When Molly went down to lunch, she found “cousin Charles”, with his aunt, Lady Cumnor. He was a certain Sir Charles Morton, the son of Lady Cumnor’s only sister: a plain, sandy-haired man of thirty- five or so; immensely rich, very sensible, awkward, and reserved. He had had a chronic attachment, of many years’ standing, to his cousin, Lady Harriet, who did not care for him in the least, although it was the marriage very earnestly desired for her by her mother. Lady Harriet was, however, on friendly terms with him, ordered him about, and told him what to do, and what to leave undone, without having even a doubt as to the willingness of his obedience. She had given him his cue about Molly.

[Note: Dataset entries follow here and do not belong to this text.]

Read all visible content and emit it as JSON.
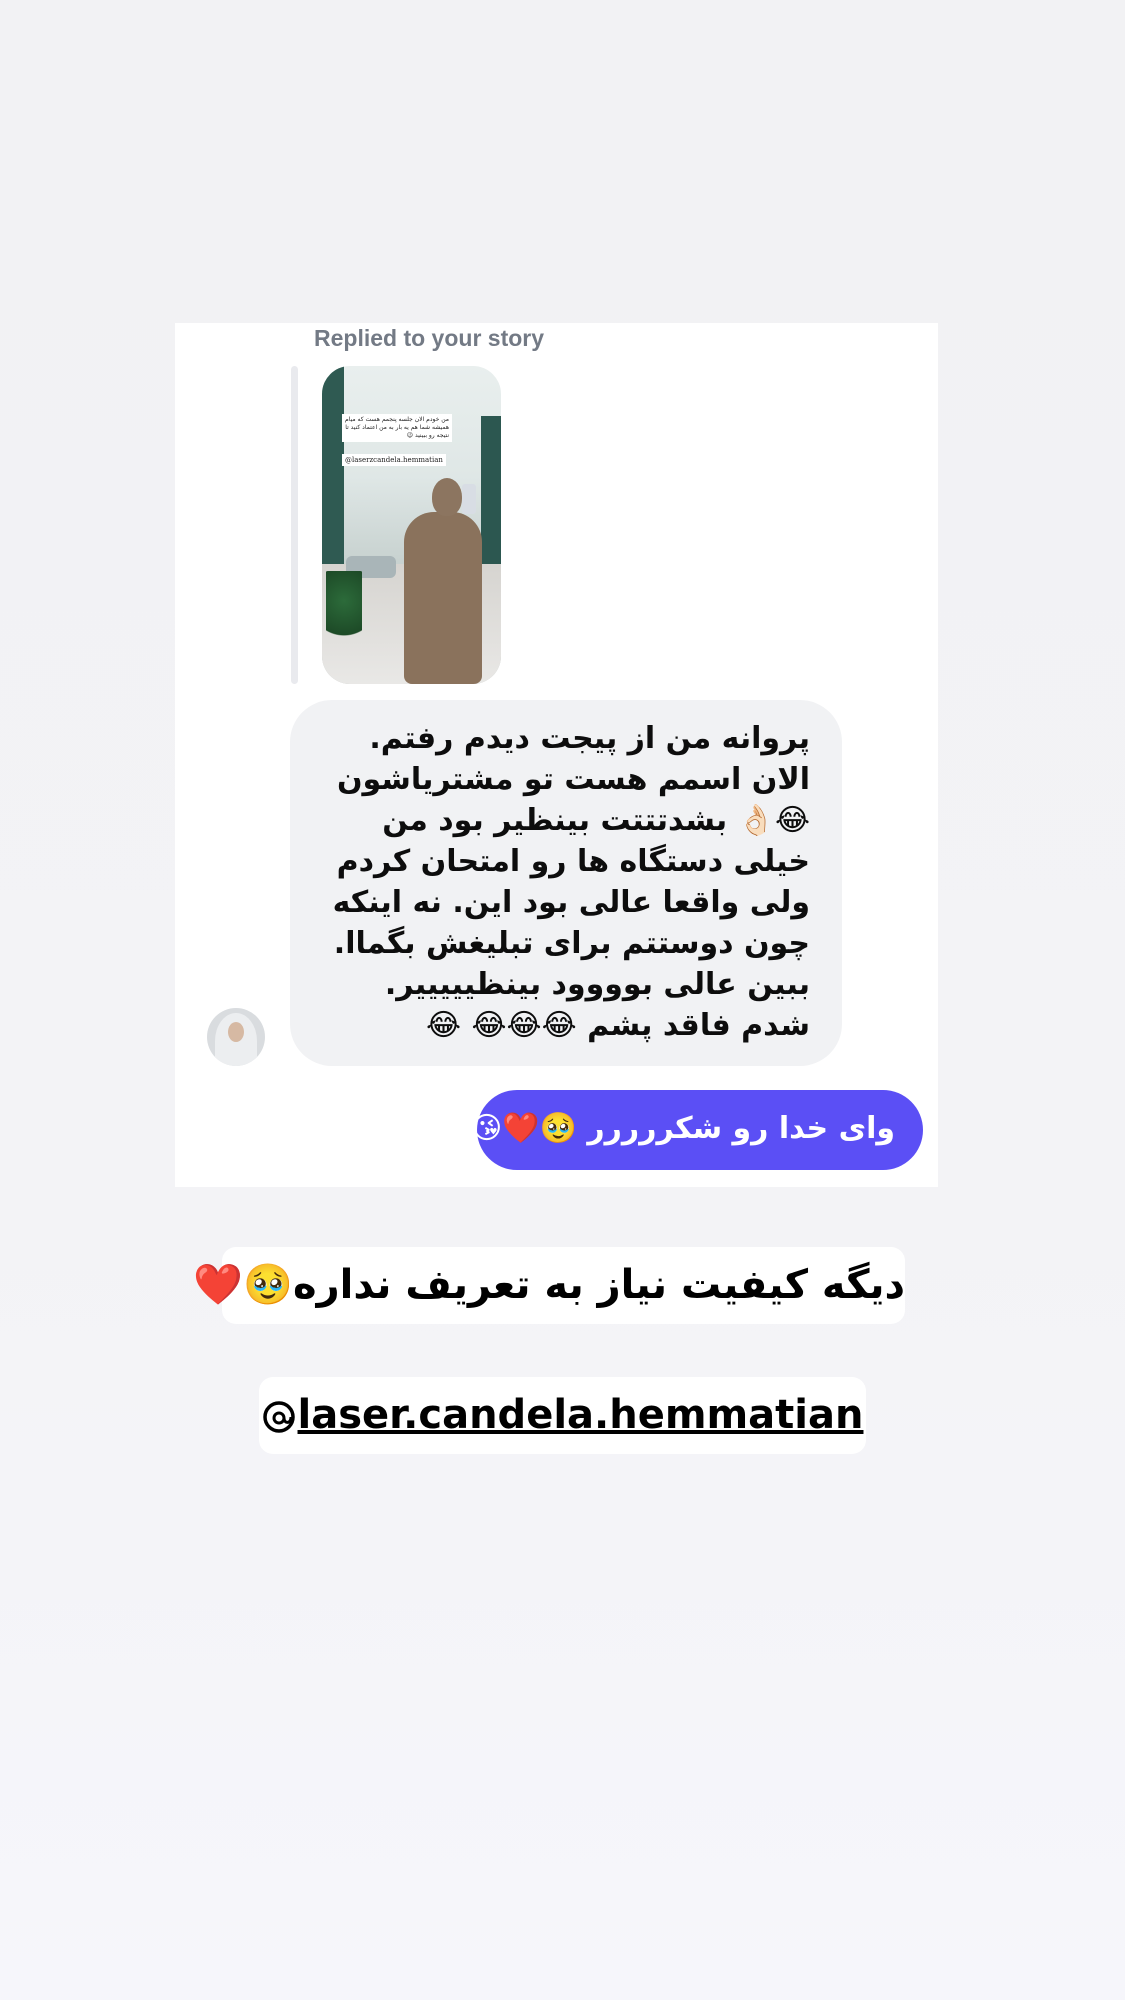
{
  "story_reply": {
    "caption": "Replied to your story",
    "thumbnail": {
      "overlay_text": "من خودم الان جلسه پنجمم هست که میام همیشه شما هم یه بار به من اعتماد کنید تا نتیجه رو ببینید 😉",
      "tag": "@laserzcandela.hemmatian"
    }
  },
  "incoming_message": {
    "text": "پروانه من از پیجت دیدم رفتم. الان اسمم هست تو مشتریاشون 😂👌🏻 بشدتتتت بینظیر بود من خیلی دستگاه ها رو امتحان کردم ولی واقعا عالی بود این. نه اینکه چون دوستتم برای تبلیغش بگماا. ببین عالی بوووود بینظیییییر. شدم فاقد پشم 😂😂😂 😂"
  },
  "outgoing_message": {
    "text": "وای خدا رو شکررررر 🥹❤️😘"
  },
  "caption_banner": {
    "text": "دیگه کیفیت نیاز به تعریف نداره🥹❤️"
  },
  "handle_banner": {
    "icon": "threads-icon",
    "text": "laser.candela.hemmatian"
  },
  "colors": {
    "outgoing_bubble": "#5b4ff5",
    "incoming_bubble": "#f1f2f4",
    "caption_gray": "#737a85"
  }
}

“Now, Charles, the girl wants to be interested and amused without having to take any trouble for herself; she’s too delicate to be very active either in mind or body. Just look after her when the house gets full, and place her where she can hear and see everything and everybody, without any fuss and responsibility.”

So Sir Charles began this day at luncheon by taking Molly under his quiet protection. He did not say much to her; but what he did say was thoroughly friendly and sympathetic; and Molly began, as he and Lady Harriet intended that she should, to have a kind of pleasant reliance upon him. Then, in the evening, while the rest of the family were at dinner—after Molly’s tea and hour of quiet repose, Parkes came and dressed her in some of the new clothes prepared for the Kirkpatrick visit, and did her hair in some new and pretty way, so that, when Molly looked at herself in the cheval-glass, she scarcely knew the elegant reflection to be that of herself. She was fetched down by Lady Harriet into the great, long, formidable drawing-room which, as an interminable place of pacing, had haunted her dreams ever since her childhood. At the further end sat Lady Cumnor at her tapestry-work; the light of fire and candle seemed all concentrated on that one bright part where presently Lady Harriet made tea, and Lord Cumnor went to sleep, and Sir Charles read passages aloud from the Edinburgh Review to the three ladies at their work.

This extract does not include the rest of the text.